I do not have any firewall rules to block anything on the lan.
Other DNS request are working and it also works if I use a app on the phone to make the same DNS request that is getting blocked. The difference between blocked DNS and working DNS that the blocked requests are generated by a chipset driver on the phone.

I can make the DNS wifi calling DNS requests working with this Firewall rule:

config rule
        option target 'ACCEPT'
        option src 'lan'
        option proto 'udp'
        option dest_ip '192.168.0.253'
        option name 'wifi calling'
        option dest 'lan'

My question is, why do I have to create this rule and what is the difference between the DNS requests by the Android OS and the chipset driver ?

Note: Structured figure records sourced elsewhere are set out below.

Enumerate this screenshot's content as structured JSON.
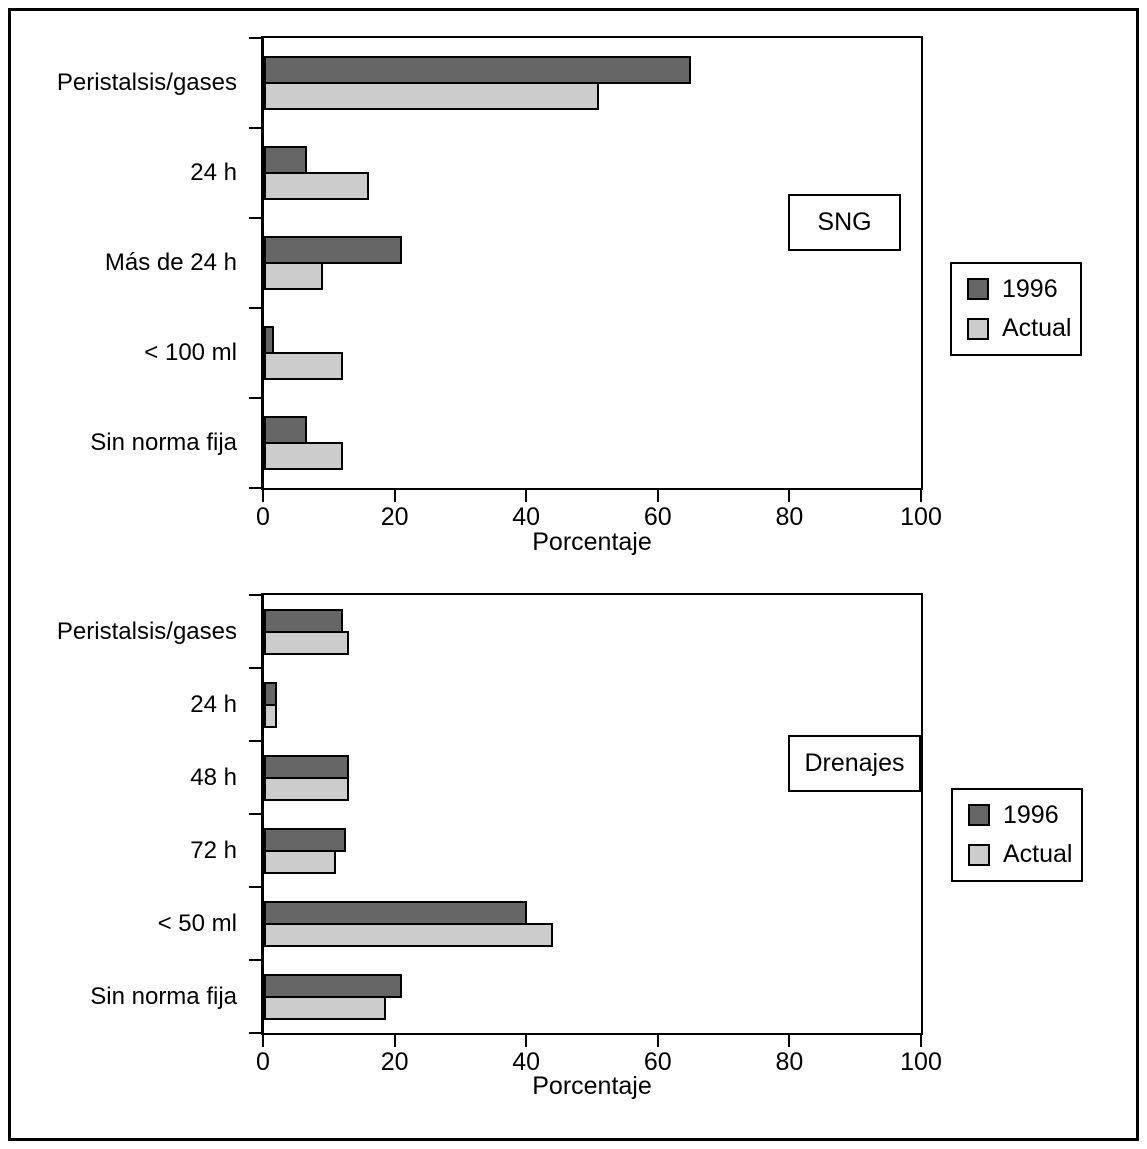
{
  "figure": {
    "background": "#ffffff",
    "border_color": "#000000",
    "series_colors": {
      "1996": "#666666",
      "Actual": "#cccccc"
    }
  },
  "chart_data": [
    {
      "type": "bar",
      "orientation": "horizontal",
      "title_box": "SNG",
      "categories": [
        "Peristalsis/gases",
        "24 h",
        "Más de 24 h",
        "< 100 ml",
        "Sin norma fija"
      ],
      "series": [
        {
          "name": "1996",
          "color": "#666666",
          "values": [
            65,
            6.5,
            21,
            1.5,
            6.5
          ]
        },
        {
          "name": "Actual",
          "color": "#cccccc",
          "values": [
            51,
            16,
            9,
            12,
            12
          ]
        }
      ],
      "xlabel": "Porcentaje",
      "xlim": [
        0,
        100
      ],
      "xticks": [
        0,
        20,
        40,
        60,
        80,
        100
      ],
      "grid": false,
      "legend_position": "right-outside"
    },
    {
      "type": "bar",
      "orientation": "horizontal",
      "title_box": "Drenajes",
      "categories": [
        "Peristalsis/gases",
        "24 h",
        "48 h",
        "72 h",
        "< 50 ml",
        "Sin norma fija"
      ],
      "series": [
        {
          "name": "1996",
          "color": "#666666",
          "values": [
            12,
            2,
            13,
            12.5,
            40,
            21
          ]
        },
        {
          "name": "Actual",
          "color": "#cccccc",
          "values": [
            13,
            2,
            13,
            11,
            44,
            18.5
          ]
        }
      ],
      "xlabel": "Porcentaje",
      "xlim": [
        0,
        100
      ],
      "xticks": [
        0,
        20,
        40,
        60,
        80,
        100
      ],
      "grid": false,
      "legend_position": "right-outside"
    }
  ]
}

Usually you don't have to do it because default LAN-zone policy allows LAN-LAN forwarding.

1 Like

The case usually is as @vgaetera said.
Can you upload here the outputs of:
cat /etc/config/firewall
iptables -L -vn
iptables -t nat -L -vn

I have a slightly different setup using pSense, but I'm observing the exact same behavior.

Any Android phone attempting to start a wifi call (or switching to wifi-calling mid-call) fails when using any nameserver other than the router's, (ex: pi-hole or adguard). iOS seems to be unaffected.

However, if I add the pfSense equivalent firewall mentioned explicitly allowing DNS to the other DNS server, then it works. However since both devices are on the same network, and are already allowed to talk directly to each-other I don't see why such a firewall rule is needed to make it work.

In fact, in my setup, both my WiFi AP and DNS server are connected to a switch that is connected to the pfSense router, so in theory these packets should not even be hitting the firewall, yet somehow wifi calling breaks without this rule.

My best guess is that there may be a bug in Android's wifi calling implementation that only affects requests the modem directly makes.